Our DCM patients were highly symptomatic and had already developed clinical characteristics of DCM, such as LV dilation and function impairment. Although according to our medical data about one-third had a previous history of infection, they did not show clinical signs of myocarditis at the time of EMB. As viral myocarditis often resolves spontaneously, in such benign cases there is no medical indication for EMB; thus such individuals were not represented in our study group. It is therefore possible that the results would have been quite different in a hypothetical study collective of myocarditis with spontaneous recovery. Any possible conclusions from this study may therefore not be applicable to cell-mediated inflammatory processes in mild forms of myocarditis with spontaneous recovery or initial stages of DCM. Follow-up biopsies were also not available, as there is usually no medical indication or patient benefit for the repetition of such an invasive procedure. At the time of publication, we do not have sufficient data on survival. Our comments on prognosis are at this stage limited to short-term echocardiographic parameters.
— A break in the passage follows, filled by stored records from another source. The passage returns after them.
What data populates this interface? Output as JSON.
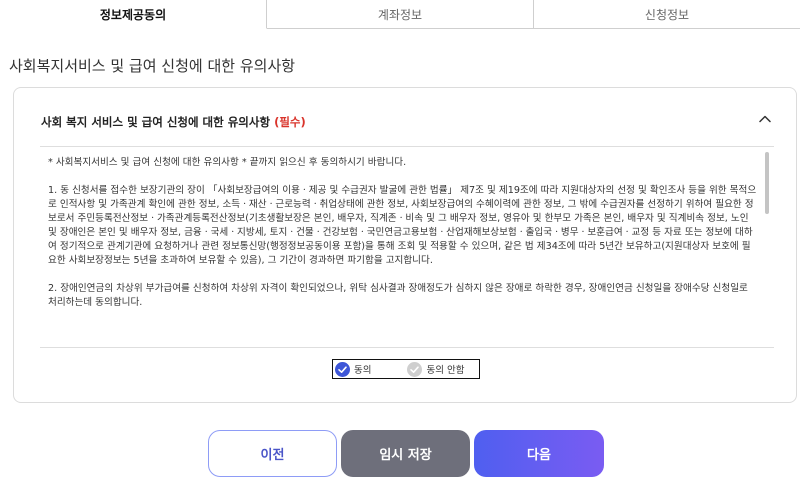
{
  "tabs": [
    {
      "label": "정보제공동의",
      "active": true
    },
    {
      "label": "계좌정보",
      "active": false
    },
    {
      "label": "신청정보",
      "active": false
    }
  ],
  "page_title": "사회복지서비스 및 급여 신청에 대한 유의사항",
  "card": {
    "heading": "사회 복지 서비스 및 급여 신청에 대한 유의사항",
    "required_label": "(필수)",
    "notice": "* 사회복지서비스 및 급여 신청에 대한 유의사항 * 끝까지 읽으신 후 동의하시기 바랍니다.",
    "paragraphs": [
      "1. 동 신청서를 접수한 보장기관의 장이 「사회보장급여의 이용ㆍ제공 및 수급권자 발굴에 관한 법률」 제7조 및 제19조에 따라 지원대상자의 선정 및 확인조사 등을 위한 목적으로 인적사항 및 가족관계 확인에 관한 정보, 소득ㆍ재산ㆍ근로능력ㆍ취업상태에 관한 정보, 사회보장급여의 수혜이력에 관한 정보, 그 밖에 수급권자를 선정하기 위하여 필요한 정보로서 주민등록전산정보ㆍ가족관계등록전산정보(기초생활보장은 본인, 배우자, 직계존ㆍ비속 및 그 배우자 정보, 영유아 및 한부모 가족은 본인, 배우자 및 직계비속 정보, 노인 및 장애인은 본인 및 배우자 정보, 금융ㆍ국세ㆍ지방세, 토지ㆍ건물ㆍ건강보험ㆍ국민연금고용보험ㆍ산업재해보상보험ㆍ출입국ㆍ병무ㆍ보훈급여ㆍ교정 등 자료 또는 정보에 대하여 정기적으로 관계기관에 요청하거나 관련 정보통신망(행정정보공동이용 포함)을 통해 조회 및 적용할 수 있으며, 같은 법 제34조에 따라 5년간 보유하고(지원대상자 보호에 필요한 사회보장정보는 5년을 초과하여 보유할 수 있음), 그 기간이 경과하면 파기함을 고지합니다.",
      "2. 장애인연금의 차상위 부가급여를 신청하여 차상위 자격이 확인되었으나, 위탁 심사결과 장애정도가 심하지 않은 장애로 하락한 경우, 장애인연금 신청일을 장애수당 신청일로 처리하는데 동의합니다."
    ]
  },
  "consent": {
    "agree_label": "동의",
    "disagree_label": "동의 안함",
    "selected": "agree"
  },
  "buttons": {
    "prev": "이전",
    "save": "임시 저장",
    "next": "다음"
  },
  "colors": {
    "accent": "#4f5ff0",
    "required": "#d9342b",
    "save_bg": "#6e6f7b"
  }
}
In conclusion, DCs as characterized by immunostaining were less abundant in myocardium of DCM patients with chronic HF compared with controls, possibly due to apoptosis and insufficient vascularization in the damaged myocardium and/or immunomodulating mechanisms led by regulatory T cells. As such a reduction of mDCs was more marked in DCM hearts tested positive for cardiotropic viruses, we assume that there is a connection between these cells and myocardial virus clearance. The immunohistochemistry of DCs in EMBs of DCM could prove to be useful as a prognostic marker in terms of disease progression. We are aware of the fact that further prospective and functional experimental studies are necessary to confirm our observations and underline any possible conclusions drawn from this study.
Funding
The Interdisciplinary Center for Clinical Research of the University Hospital of Jena.
Conflict of interest: none declared.